Repetitive nerve stimulation is a variant of the nerve conduction study where electrical stimulation is delivered to a motor nerve repeatedly several times per second. By observing the change in the muscle electrical response (CMAP) after several stimulations, a physician can assess for the presence of a neuromuscular junction disease and differentiate between presynaptic and postsynaptic conditions.
Repetitive nerve stimulation is used to diagnose neuromuscular junction (NMJ) disorders, the most common of which is myasthenia gravis. A decremental response (a smaller and smaller muscle response with each repetitive stimulus) is abnormal and indicates NMJ dysfunction. This can be further confirmed if the response normalizes after administration of edrophonium or neostigmine
As with all nerve conduction studies, the body part tested should be clean, free of lotions and conductive substances, with jewellery removed.
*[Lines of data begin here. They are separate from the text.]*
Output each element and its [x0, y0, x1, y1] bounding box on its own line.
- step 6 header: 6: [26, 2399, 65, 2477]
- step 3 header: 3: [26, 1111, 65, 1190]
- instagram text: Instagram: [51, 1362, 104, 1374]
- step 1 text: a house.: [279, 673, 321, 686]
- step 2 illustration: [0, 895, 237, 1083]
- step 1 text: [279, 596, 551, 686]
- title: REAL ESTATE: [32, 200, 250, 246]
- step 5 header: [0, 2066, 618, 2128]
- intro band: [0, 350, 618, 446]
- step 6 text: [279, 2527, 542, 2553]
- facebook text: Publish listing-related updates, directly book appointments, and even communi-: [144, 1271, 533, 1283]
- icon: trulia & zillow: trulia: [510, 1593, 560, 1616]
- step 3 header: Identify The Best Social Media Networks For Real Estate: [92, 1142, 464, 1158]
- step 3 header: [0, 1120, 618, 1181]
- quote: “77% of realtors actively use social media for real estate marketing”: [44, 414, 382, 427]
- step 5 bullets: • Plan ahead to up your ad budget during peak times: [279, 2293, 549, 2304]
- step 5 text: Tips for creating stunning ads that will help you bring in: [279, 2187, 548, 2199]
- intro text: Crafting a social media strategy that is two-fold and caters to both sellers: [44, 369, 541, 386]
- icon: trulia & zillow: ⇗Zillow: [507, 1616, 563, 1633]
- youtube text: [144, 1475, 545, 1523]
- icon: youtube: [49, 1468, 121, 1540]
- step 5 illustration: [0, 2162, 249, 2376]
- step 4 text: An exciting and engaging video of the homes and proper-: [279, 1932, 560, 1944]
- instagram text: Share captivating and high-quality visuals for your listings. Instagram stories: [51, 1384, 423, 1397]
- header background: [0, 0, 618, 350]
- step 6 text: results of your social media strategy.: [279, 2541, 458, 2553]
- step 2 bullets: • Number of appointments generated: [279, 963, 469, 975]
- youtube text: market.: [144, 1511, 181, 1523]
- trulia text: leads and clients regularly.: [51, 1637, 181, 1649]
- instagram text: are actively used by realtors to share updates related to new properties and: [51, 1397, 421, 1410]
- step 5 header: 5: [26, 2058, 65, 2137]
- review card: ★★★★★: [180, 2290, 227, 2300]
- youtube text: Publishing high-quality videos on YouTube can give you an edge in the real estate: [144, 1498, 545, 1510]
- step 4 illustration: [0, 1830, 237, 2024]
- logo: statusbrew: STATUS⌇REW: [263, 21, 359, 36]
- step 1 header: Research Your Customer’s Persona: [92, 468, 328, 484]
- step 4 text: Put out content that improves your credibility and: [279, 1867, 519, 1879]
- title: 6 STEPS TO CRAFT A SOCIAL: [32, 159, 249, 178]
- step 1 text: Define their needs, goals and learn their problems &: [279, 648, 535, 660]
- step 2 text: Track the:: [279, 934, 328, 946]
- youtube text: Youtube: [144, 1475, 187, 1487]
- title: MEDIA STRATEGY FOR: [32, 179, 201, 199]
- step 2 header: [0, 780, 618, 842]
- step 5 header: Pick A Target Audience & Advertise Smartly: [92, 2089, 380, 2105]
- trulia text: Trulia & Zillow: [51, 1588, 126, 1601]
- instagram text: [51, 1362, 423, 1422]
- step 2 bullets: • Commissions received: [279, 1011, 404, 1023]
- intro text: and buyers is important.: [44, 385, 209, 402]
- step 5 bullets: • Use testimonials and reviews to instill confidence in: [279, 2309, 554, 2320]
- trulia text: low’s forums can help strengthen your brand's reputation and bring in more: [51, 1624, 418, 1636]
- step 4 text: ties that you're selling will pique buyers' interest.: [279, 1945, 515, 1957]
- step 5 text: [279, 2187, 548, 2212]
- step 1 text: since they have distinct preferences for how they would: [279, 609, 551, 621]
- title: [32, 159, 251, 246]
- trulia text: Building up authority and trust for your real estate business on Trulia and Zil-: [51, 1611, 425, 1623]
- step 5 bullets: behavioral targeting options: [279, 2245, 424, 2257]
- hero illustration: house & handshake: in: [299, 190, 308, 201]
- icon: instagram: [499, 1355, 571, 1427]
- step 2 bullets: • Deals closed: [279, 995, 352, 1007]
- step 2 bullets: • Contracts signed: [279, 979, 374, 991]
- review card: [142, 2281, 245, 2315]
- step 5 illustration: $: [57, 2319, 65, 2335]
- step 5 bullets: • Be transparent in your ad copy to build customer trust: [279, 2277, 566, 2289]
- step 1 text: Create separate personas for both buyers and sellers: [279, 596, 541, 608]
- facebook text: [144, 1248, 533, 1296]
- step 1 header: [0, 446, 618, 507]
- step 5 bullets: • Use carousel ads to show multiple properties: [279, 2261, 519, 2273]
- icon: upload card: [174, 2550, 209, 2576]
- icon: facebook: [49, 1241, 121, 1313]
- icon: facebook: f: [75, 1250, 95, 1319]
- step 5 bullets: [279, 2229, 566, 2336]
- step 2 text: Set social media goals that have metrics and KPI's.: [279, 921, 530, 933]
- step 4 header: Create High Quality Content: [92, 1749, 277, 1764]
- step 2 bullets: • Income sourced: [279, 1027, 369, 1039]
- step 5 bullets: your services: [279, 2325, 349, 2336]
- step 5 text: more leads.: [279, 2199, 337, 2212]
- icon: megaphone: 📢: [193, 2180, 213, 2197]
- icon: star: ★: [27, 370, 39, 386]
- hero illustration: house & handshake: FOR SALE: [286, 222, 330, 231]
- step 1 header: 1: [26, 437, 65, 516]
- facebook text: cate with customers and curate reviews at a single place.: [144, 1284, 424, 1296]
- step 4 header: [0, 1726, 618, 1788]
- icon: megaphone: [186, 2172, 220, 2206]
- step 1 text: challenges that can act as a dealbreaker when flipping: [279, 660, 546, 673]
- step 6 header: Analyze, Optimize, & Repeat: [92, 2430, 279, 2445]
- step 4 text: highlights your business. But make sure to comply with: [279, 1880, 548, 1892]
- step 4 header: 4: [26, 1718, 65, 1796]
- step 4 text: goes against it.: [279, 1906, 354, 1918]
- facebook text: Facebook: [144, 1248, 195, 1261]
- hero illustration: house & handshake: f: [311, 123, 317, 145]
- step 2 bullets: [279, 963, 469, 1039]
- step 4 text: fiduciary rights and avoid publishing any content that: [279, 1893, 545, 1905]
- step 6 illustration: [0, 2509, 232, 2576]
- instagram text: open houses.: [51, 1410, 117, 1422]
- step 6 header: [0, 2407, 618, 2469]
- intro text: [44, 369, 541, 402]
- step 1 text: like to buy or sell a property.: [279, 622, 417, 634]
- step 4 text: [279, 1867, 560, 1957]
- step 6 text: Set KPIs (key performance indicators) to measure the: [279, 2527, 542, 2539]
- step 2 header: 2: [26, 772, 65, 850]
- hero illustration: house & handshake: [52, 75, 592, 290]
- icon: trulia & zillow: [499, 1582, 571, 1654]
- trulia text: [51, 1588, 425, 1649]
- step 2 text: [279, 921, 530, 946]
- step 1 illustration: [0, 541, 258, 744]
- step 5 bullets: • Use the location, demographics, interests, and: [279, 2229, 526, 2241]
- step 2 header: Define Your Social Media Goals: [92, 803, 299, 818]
It is best to advise patients to refrain from taking acetylcholinesterase inhibitors (e.g., Pyridostigmine / Mestinon) for 6–8 hours before the study, unless medically contraindicated. These agents make more ACH available to bind at the ACHRs and may potentially diminished CMAP decrement, resulting in a normal study (false negative).
A peripheral nerve is electrically stimulated, and the amplitude of the CMAP is recorded at rest and after a short voluntary activation. The stimulation frequency is 3 Hz, the number of stimuli 10. The result is reported as the difference in amplitude of the CMAP between stimulation one and four (in %). The area value changes typically in parallel, but is not reported. If there is a major difference between amplitude and area decrement, technical factors should be considered.